Proper Security Solutions

Another aspect of email security is, of course, deploying a suitable email security solution. But, with so many available in the market, what should you be looking for when opting for an email security tool? Here are some key features you would want in your email security solutions.

  • Encryption: Let’s start with the worst-case scenario. Your corporate email server is hacked. By opting for an email security solution that offers data encryption, you can ensure that the thieves are never really able to read the data they stole. Data encryption is basically the coding of data in a different format when it is sent and decoding it once it reaches the recipient. Without decryption keys, no one in the middle would be able to make sense of the data they access.
  • Ditch the server-based email system: In server-based email systems – the kind supported by most older versions of email software – emails are stored on servers and transmitted every time the email software establishes a connection with them. Newer, web-based systems offer additional security often times at a cheaper rate.
  • Strong filters: Make sure your email security tool has strong filtering capabilities to keep spam and malicious emails out of your inbox. Training employees to identify spam and fraudulent emails is good, but getting an email security software that keeps most of them away is even better!
  • Intelligence: When looking for email security software, consider artificial intelligence.
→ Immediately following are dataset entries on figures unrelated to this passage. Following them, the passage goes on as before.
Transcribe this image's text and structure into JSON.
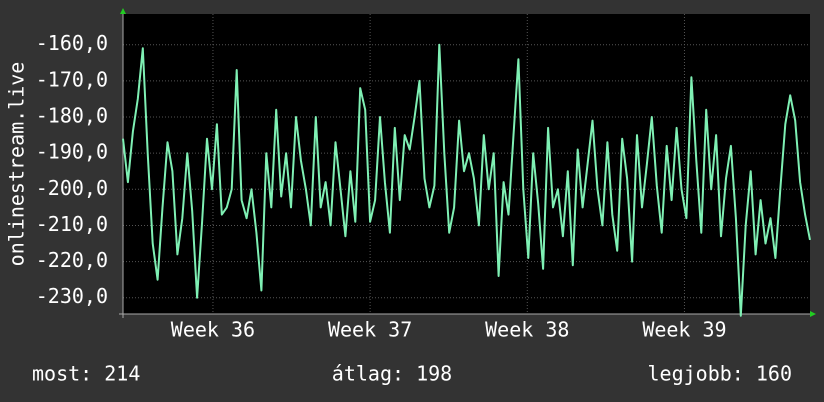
{
  "chart_data": {
    "type": "line",
    "y_label": "onlinestream.live",
    "x": [
      0,
      1,
      2,
      3,
      4,
      5,
      6,
      7,
      8,
      9,
      10,
      11,
      12,
      13,
      14,
      15,
      16,
      17,
      18,
      19,
      20,
      21,
      22,
      23,
      24,
      25,
      26,
      27,
      28,
      29,
      30,
      31,
      32,
      33,
      34,
      35,
      36,
      37,
      38,
      39,
      40,
      41,
      42,
      43,
      44,
      45,
      46,
      47,
      48,
      49,
      50,
      51,
      52,
      53,
      54,
      55,
      56,
      57,
      58,
      59,
      60,
      61,
      62,
      63,
      64,
      65,
      66,
      67,
      68,
      69,
      70,
      71,
      72,
      73,
      74,
      75,
      76,
      77,
      78,
      79,
      80,
      81,
      82,
      83,
      84,
      85,
      86,
      87,
      88,
      89,
      90,
      91,
      92,
      93,
      94,
      95,
      96,
      97,
      98,
      99,
      100,
      101,
      102,
      103,
      104,
      105,
      106,
      107,
      108,
      109,
      110,
      111,
      112,
      113,
      114,
      115,
      116,
      117,
      118,
      119,
      120,
      121,
      122,
      123,
      124,
      125,
      126,
      127,
      128,
      129,
      130,
      131,
      132,
      133,
      134,
      135,
      136,
      137,
      138,
      139
    ],
    "series": [
      {
        "color": "#7ff0b4",
        "values": [
          -186,
          -198,
          -184,
          -175,
          -161,
          -190,
          -215,
          -225,
          -205,
          -187,
          -195,
          -218,
          -208,
          -190,
          -206,
          -230,
          -209,
          -186,
          -200,
          -182,
          -207,
          -205,
          -200,
          -167,
          -203,
          -208,
          -200,
          -212,
          -228,
          -190,
          -205,
          -178,
          -202,
          -190,
          -205,
          -180,
          -192,
          -200,
          -210,
          -180,
          -205,
          -198,
          -210,
          -187,
          -200,
          -213,
          -195,
          -209,
          -172,
          -178,
          -209,
          -203,
          -180,
          -198,
          -212,
          -183,
          -203,
          -185,
          -189,
          -180,
          -170,
          -197,
          -205,
          -199,
          -160,
          -190,
          -212,
          -205,
          -181,
          -195,
          -190,
          -197,
          -210,
          -185,
          -200,
          -190,
          -224,
          -198,
          -207,
          -185,
          -164,
          -200,
          -219,
          -190,
          -204,
          -222,
          -183,
          -205,
          -200,
          -213,
          -195,
          -221,
          -189,
          -205,
          -193,
          -181,
          -200,
          -210,
          -187,
          -207,
          -217,
          -186,
          -197,
          -220,
          -185,
          -205,
          -193,
          -180,
          -199,
          -212,
          -188,
          -203,
          -183,
          -200,
          -208,
          -169,
          -192,
          -212,
          -178,
          -200,
          -185,
          -213,
          -197,
          -188,
          -208,
          -235,
          -210,
          -195,
          -218,
          -203,
          -215,
          -208,
          -219,
          -200,
          -182,
          -174,
          -181,
          -198,
          -207,
          -214
        ]
      }
    ],
    "xlim": [
      0,
      139
    ],
    "xticks": [
      {
        "value": 18.2,
        "label": "Week 36"
      },
      {
        "value": 50,
        "label": "Week 37"
      },
      {
        "value": 81.8,
        "label": "Week 38"
      },
      {
        "value": 113.6,
        "label": "Week 39"
      }
    ],
    "ylim": [
      -234.5,
      -151.5
    ],
    "yticks": [
      {
        "value": -160,
        "label": "-160,0"
      },
      {
        "value": -170,
        "label": "-170,0"
      },
      {
        "value": -180,
        "label": "-180,0"
      },
      {
        "value": -190,
        "label": "-190,0"
      },
      {
        "value": -200,
        "label": "-200,0"
      },
      {
        "value": -210,
        "label": "-210,0"
      },
      {
        "value": -220,
        "label": "-220,0"
      },
      {
        "value": -230,
        "label": "-230,0"
      }
    ],
    "grid": true,
    "stats": [
      "most: 214",
      "átlag: 198",
      "legjobb: 160"
    ]
  }
}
According to Biztech, a leading business technology news magazine, newer anti-malware relies less on signatures of known malicious content and instead uses threat intelligence, reputation services, and other near-real-time sources to pinpoint the location of threats – domains and IP and email addresses, for example, to alert IT teams. Cybercriminals are getting smarter by the day and always innovating, looking for ways to get around the anti-malware existing in the market. You need an email security solution that can keep up with them.

Apart from the above, be sure your emails are always backed up, archived, and stored safely. After all, email is your core communication tool, has legal value, and must be accessible at all times.
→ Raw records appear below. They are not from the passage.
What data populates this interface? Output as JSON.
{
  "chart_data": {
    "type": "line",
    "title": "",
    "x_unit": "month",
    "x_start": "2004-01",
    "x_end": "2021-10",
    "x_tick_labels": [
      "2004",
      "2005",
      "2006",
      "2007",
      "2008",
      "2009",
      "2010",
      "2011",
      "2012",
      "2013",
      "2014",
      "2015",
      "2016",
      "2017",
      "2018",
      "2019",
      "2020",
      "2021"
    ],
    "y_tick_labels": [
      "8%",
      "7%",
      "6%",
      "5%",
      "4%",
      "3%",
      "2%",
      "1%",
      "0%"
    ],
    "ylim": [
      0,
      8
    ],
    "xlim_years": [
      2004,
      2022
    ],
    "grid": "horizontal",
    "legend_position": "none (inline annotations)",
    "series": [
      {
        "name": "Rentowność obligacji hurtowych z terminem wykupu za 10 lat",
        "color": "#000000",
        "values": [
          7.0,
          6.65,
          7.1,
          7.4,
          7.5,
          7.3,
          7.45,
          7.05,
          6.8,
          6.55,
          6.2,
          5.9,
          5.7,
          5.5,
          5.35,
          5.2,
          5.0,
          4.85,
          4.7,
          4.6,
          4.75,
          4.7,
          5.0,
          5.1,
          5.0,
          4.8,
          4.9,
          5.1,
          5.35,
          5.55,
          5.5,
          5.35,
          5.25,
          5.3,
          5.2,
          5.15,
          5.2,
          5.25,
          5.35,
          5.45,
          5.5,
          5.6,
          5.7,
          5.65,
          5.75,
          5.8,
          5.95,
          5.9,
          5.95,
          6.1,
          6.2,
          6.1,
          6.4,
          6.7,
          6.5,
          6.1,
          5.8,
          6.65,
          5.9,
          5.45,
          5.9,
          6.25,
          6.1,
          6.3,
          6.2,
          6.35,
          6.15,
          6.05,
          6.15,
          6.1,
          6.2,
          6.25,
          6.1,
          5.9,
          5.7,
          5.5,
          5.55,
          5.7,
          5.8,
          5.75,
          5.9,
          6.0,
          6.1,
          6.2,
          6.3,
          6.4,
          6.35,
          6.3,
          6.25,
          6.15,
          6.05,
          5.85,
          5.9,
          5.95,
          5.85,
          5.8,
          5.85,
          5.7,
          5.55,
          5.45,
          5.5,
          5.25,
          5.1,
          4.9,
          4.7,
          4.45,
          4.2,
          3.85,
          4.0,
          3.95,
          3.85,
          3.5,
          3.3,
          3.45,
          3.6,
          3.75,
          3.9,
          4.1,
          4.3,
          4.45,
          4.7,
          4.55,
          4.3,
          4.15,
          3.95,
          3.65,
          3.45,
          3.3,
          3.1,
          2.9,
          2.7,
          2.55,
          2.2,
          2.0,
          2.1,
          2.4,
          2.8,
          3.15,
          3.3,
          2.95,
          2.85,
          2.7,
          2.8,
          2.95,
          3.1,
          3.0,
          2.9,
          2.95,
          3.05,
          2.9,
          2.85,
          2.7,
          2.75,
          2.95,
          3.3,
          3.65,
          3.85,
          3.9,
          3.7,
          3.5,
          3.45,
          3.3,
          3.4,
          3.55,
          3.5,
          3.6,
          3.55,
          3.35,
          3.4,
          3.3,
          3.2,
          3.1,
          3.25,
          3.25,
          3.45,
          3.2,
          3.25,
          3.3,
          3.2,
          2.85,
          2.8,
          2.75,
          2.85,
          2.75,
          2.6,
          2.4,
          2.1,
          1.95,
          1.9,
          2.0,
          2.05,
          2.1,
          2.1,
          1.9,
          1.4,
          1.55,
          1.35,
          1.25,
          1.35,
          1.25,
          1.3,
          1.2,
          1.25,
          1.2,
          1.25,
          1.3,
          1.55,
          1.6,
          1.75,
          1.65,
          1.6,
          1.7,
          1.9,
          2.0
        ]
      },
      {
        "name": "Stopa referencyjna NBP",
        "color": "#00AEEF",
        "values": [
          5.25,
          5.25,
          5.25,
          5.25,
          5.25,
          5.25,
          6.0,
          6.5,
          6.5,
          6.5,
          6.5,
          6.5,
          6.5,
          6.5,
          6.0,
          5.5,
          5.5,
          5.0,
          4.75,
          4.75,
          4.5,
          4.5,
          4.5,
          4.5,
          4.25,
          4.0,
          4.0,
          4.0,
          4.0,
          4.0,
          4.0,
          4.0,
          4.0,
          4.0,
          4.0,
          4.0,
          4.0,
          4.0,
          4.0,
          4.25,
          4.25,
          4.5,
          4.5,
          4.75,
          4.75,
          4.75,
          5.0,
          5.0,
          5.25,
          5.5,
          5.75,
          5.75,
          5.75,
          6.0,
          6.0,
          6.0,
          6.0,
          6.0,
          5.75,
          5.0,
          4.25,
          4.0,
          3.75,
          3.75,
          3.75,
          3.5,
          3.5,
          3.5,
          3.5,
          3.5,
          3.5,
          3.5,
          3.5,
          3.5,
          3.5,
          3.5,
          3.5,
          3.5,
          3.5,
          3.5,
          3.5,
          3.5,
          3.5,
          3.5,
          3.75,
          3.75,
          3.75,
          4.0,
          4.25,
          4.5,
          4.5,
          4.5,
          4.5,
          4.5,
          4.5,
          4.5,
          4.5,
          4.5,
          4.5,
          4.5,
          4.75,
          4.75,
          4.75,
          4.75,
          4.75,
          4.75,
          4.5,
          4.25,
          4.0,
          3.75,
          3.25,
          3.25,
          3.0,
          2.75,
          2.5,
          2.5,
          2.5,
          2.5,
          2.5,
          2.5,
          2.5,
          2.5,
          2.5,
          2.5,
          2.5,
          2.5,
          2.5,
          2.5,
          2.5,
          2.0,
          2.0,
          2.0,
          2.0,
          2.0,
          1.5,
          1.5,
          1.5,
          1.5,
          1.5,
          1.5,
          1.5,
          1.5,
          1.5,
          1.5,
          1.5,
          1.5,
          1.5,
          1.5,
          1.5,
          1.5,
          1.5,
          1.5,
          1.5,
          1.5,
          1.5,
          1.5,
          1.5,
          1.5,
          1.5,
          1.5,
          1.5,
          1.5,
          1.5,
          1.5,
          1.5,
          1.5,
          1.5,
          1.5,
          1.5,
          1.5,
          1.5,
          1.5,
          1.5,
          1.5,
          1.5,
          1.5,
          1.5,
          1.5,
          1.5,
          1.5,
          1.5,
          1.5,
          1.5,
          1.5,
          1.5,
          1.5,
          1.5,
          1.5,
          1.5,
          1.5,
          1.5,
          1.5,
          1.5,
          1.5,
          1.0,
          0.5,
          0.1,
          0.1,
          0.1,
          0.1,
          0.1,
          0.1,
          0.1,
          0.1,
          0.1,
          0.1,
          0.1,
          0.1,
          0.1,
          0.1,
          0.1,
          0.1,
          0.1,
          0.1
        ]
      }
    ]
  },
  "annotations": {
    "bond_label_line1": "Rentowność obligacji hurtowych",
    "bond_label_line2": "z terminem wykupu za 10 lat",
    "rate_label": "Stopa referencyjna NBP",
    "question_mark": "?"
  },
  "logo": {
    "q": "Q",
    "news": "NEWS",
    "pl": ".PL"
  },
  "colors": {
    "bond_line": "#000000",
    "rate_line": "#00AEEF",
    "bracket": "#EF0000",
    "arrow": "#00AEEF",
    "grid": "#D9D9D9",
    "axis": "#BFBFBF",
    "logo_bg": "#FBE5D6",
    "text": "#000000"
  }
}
Another angle to look into is – how to protect your email system from internal threats, like the malicious intent of your own employees. There is the possibility that somebody who works for you could choose to corrupt your email system on purpose. You can avoid such instance from happening by continually monitoring your employee’s IT behavior. You can do this by installing software programs that work to track employee access and activities related to access and sends alerts in case of unusual IT behavior. Example of unusual IT behavior includes employees logging into work email at a time of day they are not expected to, sending attachments to email addresses that are outside your organizational network, etc. Also, invest in CCTV cameras and bio-metric access if you can. That can help serve as a deterrent to malicious employees.
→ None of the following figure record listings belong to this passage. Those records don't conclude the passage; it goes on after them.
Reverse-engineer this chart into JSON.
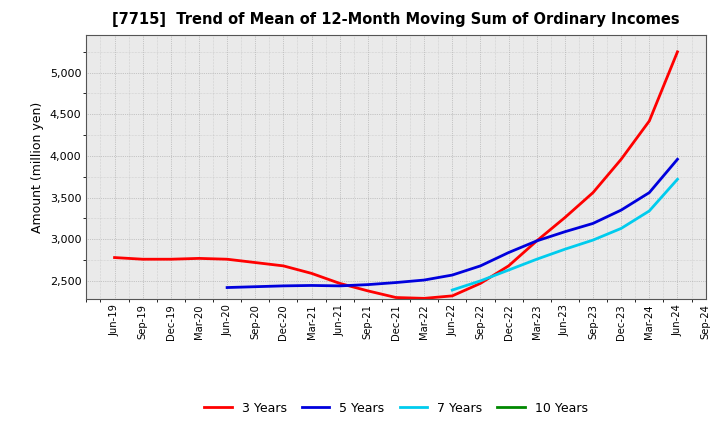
{
  "title": "[7715]  Trend of Mean of 12-Month Moving Sum of Ordinary Incomes",
  "ylabel": "Amount (million yen)",
  "background_color": "#ffffff",
  "plot_bg_color": "#eaeaea",
  "grid_color": "#999999",
  "ylim": [
    2280,
    5450
  ],
  "yticks": [
    2500,
    3000,
    3500,
    4000,
    4500,
    5000
  ],
  "x_labels": [
    "Jun-19",
    "Sep-19",
    "Dec-19",
    "Mar-20",
    "Jun-20",
    "Sep-20",
    "Dec-20",
    "Mar-21",
    "Jun-21",
    "Sep-21",
    "Dec-21",
    "Mar-22",
    "Jun-22",
    "Sep-22",
    "Dec-22",
    "Mar-23",
    "Jun-23",
    "Sep-23",
    "Dec-23",
    "Mar-24",
    "Jun-24",
    "Sep-24"
  ],
  "series": {
    "3 Years": {
      "color": "#ff0000",
      "data": [
        2780,
        2760,
        2760,
        2770,
        2760,
        2720,
        2680,
        2590,
        2470,
        2380,
        2300,
        2290,
        2320,
        2470,
        2680,
        2980,
        3260,
        3560,
        3960,
        4420,
        5250,
        null
      ]
    },
    "5 Years": {
      "color": "#0000dd",
      "data": [
        null,
        null,
        null,
        null,
        2420,
        2430,
        2440,
        2445,
        2440,
        2455,
        2480,
        2510,
        2570,
        2680,
        2840,
        2980,
        3090,
        3190,
        3350,
        3560,
        3960,
        null
      ]
    },
    "7 Years": {
      "color": "#00ccee",
      "data": [
        null,
        null,
        null,
        null,
        null,
        null,
        null,
        null,
        null,
        null,
        null,
        null,
        2390,
        2500,
        2630,
        2760,
        2880,
        2990,
        3130,
        3340,
        3720,
        null
      ]
    },
    "10 Years": {
      "color": "#008800",
      "data": [
        null,
        null,
        null,
        null,
        null,
        null,
        null,
        null,
        null,
        null,
        null,
        null,
        null,
        null,
        null,
        null,
        null,
        null,
        null,
        null,
        null,
        null
      ]
    }
  },
  "legend_labels": [
    "3 Years",
    "5 Years",
    "7 Years",
    "10 Years"
  ],
  "legend_colors": [
    "#ff0000",
    "#0000dd",
    "#00ccee",
    "#008800"
  ]
}
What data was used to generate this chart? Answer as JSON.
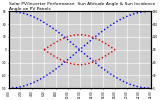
{
  "title": "Solar PV/Inverter Performance  Sun Altitude Angle & Sun Incidence Angle on PV Panels",
  "title_fontsize": 3.2,
  "background_color": "#ffffff",
  "plot_bg_color": "#d0d0d0",
  "grid_color": "#ffffff",
  "x_start": 0,
  "x_end": 24,
  "x_ticks": [
    0,
    2,
    4,
    6,
    8,
    10,
    12,
    14,
    16,
    18,
    20,
    22,
    24
  ],
  "x_tick_labels": [
    "0:00",
    "2:00",
    "4:00",
    "6:00",
    "8:00",
    "10:00",
    "12:00",
    "14:00",
    "16:00",
    "18:00",
    "20:00",
    "22:00",
    "24:00"
  ],
  "y_left_min": -90,
  "y_left_max": 90,
  "y_right_min": 0,
  "y_right_max": 180,
  "y_left_ticks": [
    -90,
    -60,
    -30,
    0,
    30,
    60,
    90
  ],
  "y_right_ticks": [
    0,
    30,
    60,
    90,
    120,
    150,
    180
  ],
  "blue_color": "#0000ff",
  "red_color": "#dd0000",
  "line_width": 1.0,
  "blue_amplitude": 90,
  "red_amplitude": 35,
  "red_x_start": 6,
  "red_x_end": 18
}
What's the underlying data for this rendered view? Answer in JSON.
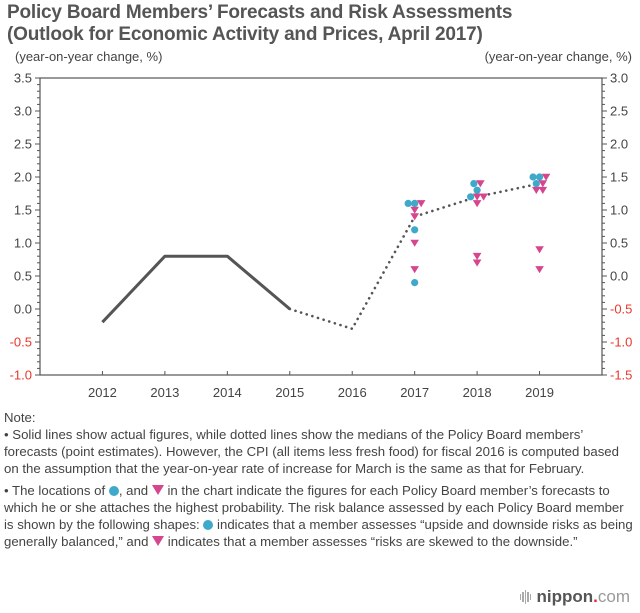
{
  "header": {
    "title_line1": "Policy Board Members’ Forecasts and Risk Assessments",
    "title_line2": "(Outlook for Economic Activity and Prices, April 2017)",
    "left_unit": "(year-on-year change, %)",
    "right_unit": "(year-on-year change, %)"
  },
  "colors": {
    "actual_line": "#555555",
    "median_line": "#555555",
    "balanced_marker": "#3fa9c9",
    "downside_marker": "#d6468f",
    "negative_label": "#e8382b",
    "axis": "#555555"
  },
  "chart_data": {
    "type": "line",
    "title": "Policy Board Members’ Forecasts and Risk Assessments (Outlook for Economic Activity and Prices, April 2017)",
    "xlabel": "",
    "ylabel": "(year-on-year change, %)",
    "y2label": "(year-on-year change, %)",
    "x_categories": [
      "2012",
      "2013",
      "2014",
      "2015",
      "2016",
      "2017",
      "2018",
      "2019"
    ],
    "xlim": [
      2011,
      2020
    ],
    "ylim": [
      -1.0,
      3.5
    ],
    "y_ticks": [
      "3.5",
      "3.0",
      "2.5",
      "2.0",
      "1.5",
      "1.0",
      "0.5",
      "0.0",
      "-0.5",
      "-1.0"
    ],
    "y2lim": [
      -1.5,
      3.0
    ],
    "y2_ticks": [
      "3.0",
      "2.5",
      "2.0",
      "1.5",
      "1.0",
      "0.5",
      "0.0",
      "-0.5",
      "-1.0",
      "-1.5"
    ],
    "grid": false,
    "series": [
      {
        "name": "Actual figures",
        "style": "solid",
        "x": [
          2012,
          2013,
          2014,
          2015
        ],
        "y": [
          -0.2,
          0.8,
          0.8,
          0.0
        ]
      },
      {
        "name": "Median forecasts",
        "style": "dotted",
        "x": [
          2015,
          2016,
          2017,
          2018,
          2019
        ],
        "y": [
          0.0,
          -0.3,
          1.4,
          1.7,
          1.9
        ]
      }
    ],
    "markers": [
      {
        "year": 2017,
        "balanced": [
          1.6,
          1.6,
          1.2,
          0.4
        ],
        "downside": [
          1.6,
          1.5,
          1.4,
          1.0,
          0.6
        ]
      },
      {
        "year": 2018,
        "balanced": [
          1.9,
          1.8,
          1.7
        ],
        "downside": [
          1.9,
          1.7,
          1.7,
          1.6,
          0.8,
          0.7
        ]
      },
      {
        "year": 2019,
        "balanced": [
          2.0,
          2.0,
          1.9
        ],
        "downside": [
          2.0,
          1.9,
          1.8,
          1.8,
          0.9,
          0.6
        ]
      }
    ],
    "legend": {
      "balanced": "indicates that a member assesses “upside and downside risks as being generally balanced”",
      "downside": "indicates that a member assesses “risks are skewed to the downside”"
    }
  },
  "notes": {
    "heading": "Note:",
    "p1": "• Solid lines show actual figures, while dotted lines show the medians of the Policy Board members’ forecasts (point estimates). However, the CPI (all items less fresh food) for fiscal 2016 is computed based on the assumption that the year-on-year rate of increase for March is the same as that for February.",
    "p2_a": "• The locations of ",
    "p2_b": ", and ",
    "p2_c": " in the chart indicate the figures for each Policy Board member’s forecasts to which he or she attaches the highest probability. The risk balance assessed by each Policy Board member is shown by the following shapes: ",
    "p2_d": " indicates that a member assesses “upside and downside risks as being generally balanced,” and ",
    "p2_e": " indicates that a member assesses “risks are skewed to the downside.”"
  },
  "logo": {
    "name": "nippon",
    "dot": ".",
    "tld": "com"
  }
}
Any breach of your email system is much more than that. An email hack has the potential to translate into data leakage, compromise sensitive vendor and client data, or install malware that can paralyze your business functions entirely. If you don’t have the time to look into the security of your email system, consider discussing it with your MSP. They will be able to review your business requirements and suggest the right email security tool for you. They can also help draft a sound IT policy if you don’t already have one and also conduct employee training and drills from the security perspective.